One of the biggest indicators of successful expansion is leasing activity, and Crunch went all out in 2025.

Last year, the HVLP operator signed an estimated 4.27 million square feet of space, up nearly 50% from 2024, according to year-end data from CoStar, a global provider of real estate information. Crunch leased 3.19 million square feet in domestic leases alone, the sides said.

While Crunch saw notable growth in 2024, opening a total of 61 clubs, its 2025 far exceeded that rate, adding a total of 91 clubs — a 49% increase over the last year.

According to CoStar, Crunch “outpaced industry competitors in total leasing activity” for the third year in a row, with the gym brand’s lease volume up 164% over the past three years, fueled by a strategic investment from Leonard Green & Partners in 2025.

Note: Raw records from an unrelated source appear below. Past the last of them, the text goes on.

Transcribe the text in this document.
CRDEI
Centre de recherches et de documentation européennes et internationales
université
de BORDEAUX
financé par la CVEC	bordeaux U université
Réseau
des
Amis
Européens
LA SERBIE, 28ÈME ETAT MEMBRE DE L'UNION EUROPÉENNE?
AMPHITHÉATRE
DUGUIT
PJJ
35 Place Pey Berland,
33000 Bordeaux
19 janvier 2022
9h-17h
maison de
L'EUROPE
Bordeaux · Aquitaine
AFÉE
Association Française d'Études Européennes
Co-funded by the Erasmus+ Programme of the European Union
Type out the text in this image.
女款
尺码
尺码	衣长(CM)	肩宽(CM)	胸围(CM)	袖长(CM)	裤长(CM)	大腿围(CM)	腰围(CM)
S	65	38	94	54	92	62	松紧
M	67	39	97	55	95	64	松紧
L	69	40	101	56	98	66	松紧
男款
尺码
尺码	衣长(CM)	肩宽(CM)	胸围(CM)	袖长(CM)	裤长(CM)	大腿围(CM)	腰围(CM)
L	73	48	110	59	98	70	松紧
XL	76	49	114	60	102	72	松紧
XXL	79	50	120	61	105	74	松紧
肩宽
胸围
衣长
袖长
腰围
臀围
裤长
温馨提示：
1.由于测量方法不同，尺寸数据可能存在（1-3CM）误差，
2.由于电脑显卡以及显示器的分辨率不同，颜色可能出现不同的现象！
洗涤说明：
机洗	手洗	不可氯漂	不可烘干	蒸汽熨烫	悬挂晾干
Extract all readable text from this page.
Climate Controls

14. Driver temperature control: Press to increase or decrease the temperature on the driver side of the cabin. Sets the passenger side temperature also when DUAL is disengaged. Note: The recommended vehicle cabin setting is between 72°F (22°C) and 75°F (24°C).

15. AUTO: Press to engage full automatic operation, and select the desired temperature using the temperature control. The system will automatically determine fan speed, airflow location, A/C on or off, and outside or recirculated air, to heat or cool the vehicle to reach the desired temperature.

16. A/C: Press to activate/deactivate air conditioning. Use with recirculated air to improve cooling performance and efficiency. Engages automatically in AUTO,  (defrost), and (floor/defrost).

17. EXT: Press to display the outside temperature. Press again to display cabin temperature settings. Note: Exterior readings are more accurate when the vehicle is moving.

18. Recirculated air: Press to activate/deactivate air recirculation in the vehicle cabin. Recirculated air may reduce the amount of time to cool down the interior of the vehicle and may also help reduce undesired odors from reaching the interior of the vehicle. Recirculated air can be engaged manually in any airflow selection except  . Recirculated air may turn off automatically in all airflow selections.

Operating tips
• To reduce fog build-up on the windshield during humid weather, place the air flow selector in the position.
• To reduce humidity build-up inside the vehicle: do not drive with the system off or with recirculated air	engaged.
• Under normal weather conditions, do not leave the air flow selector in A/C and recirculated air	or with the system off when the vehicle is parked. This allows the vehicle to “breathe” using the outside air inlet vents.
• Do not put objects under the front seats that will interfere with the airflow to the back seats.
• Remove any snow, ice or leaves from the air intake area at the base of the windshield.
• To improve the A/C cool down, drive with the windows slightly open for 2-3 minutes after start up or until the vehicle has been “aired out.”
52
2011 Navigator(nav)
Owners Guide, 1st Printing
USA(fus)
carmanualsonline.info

“2025 marked a breakout year for Crunch Fitness, with club openings and leasing activity reaching all-time highs,” said Crunch chief development officer John D’Anna. 

Crunch’s growing footprint has occurred concurrently with its clientele expanding beyond three million members, concurrent with the rollout of Crunch 3.0, its massive gym redesign, and a franchise expansion into India.

In 2026, the brand is hoping to outdo its triumphant 2025 by opening roughly 100 gyms worldwide this year.

“Crunch continues to differentiate itself as one of the most compelling growth platforms in fitness, driven by strong consumer demand and deep strategic relationships across real estate, development, construction and retail,” D’Anna said. “With a robust pipeline and expanding global footprint, we are energized by the opportunity ahead and confident in our ability to accelerate growth in 2026 and beyond.”

Low-Price Fitness Keeps Booming

Crunch isn’t the only HVLP brand benefitting from explosive growth amid larger economic uncertainty.

Despite raising its membership prices, Planet Fitness added 1.1 million net new members and reported $1.3 billion in full-year revenue (up 12.1%) in 2025.

Location intelligence firm Placer.ai reported that since the start of 2024, visits to low-price gym chains — those with monthly fees under $30, also known as HVLP gyms — have consistently outperformed those in the mid-tier ($30–$60) and premium space ($60+).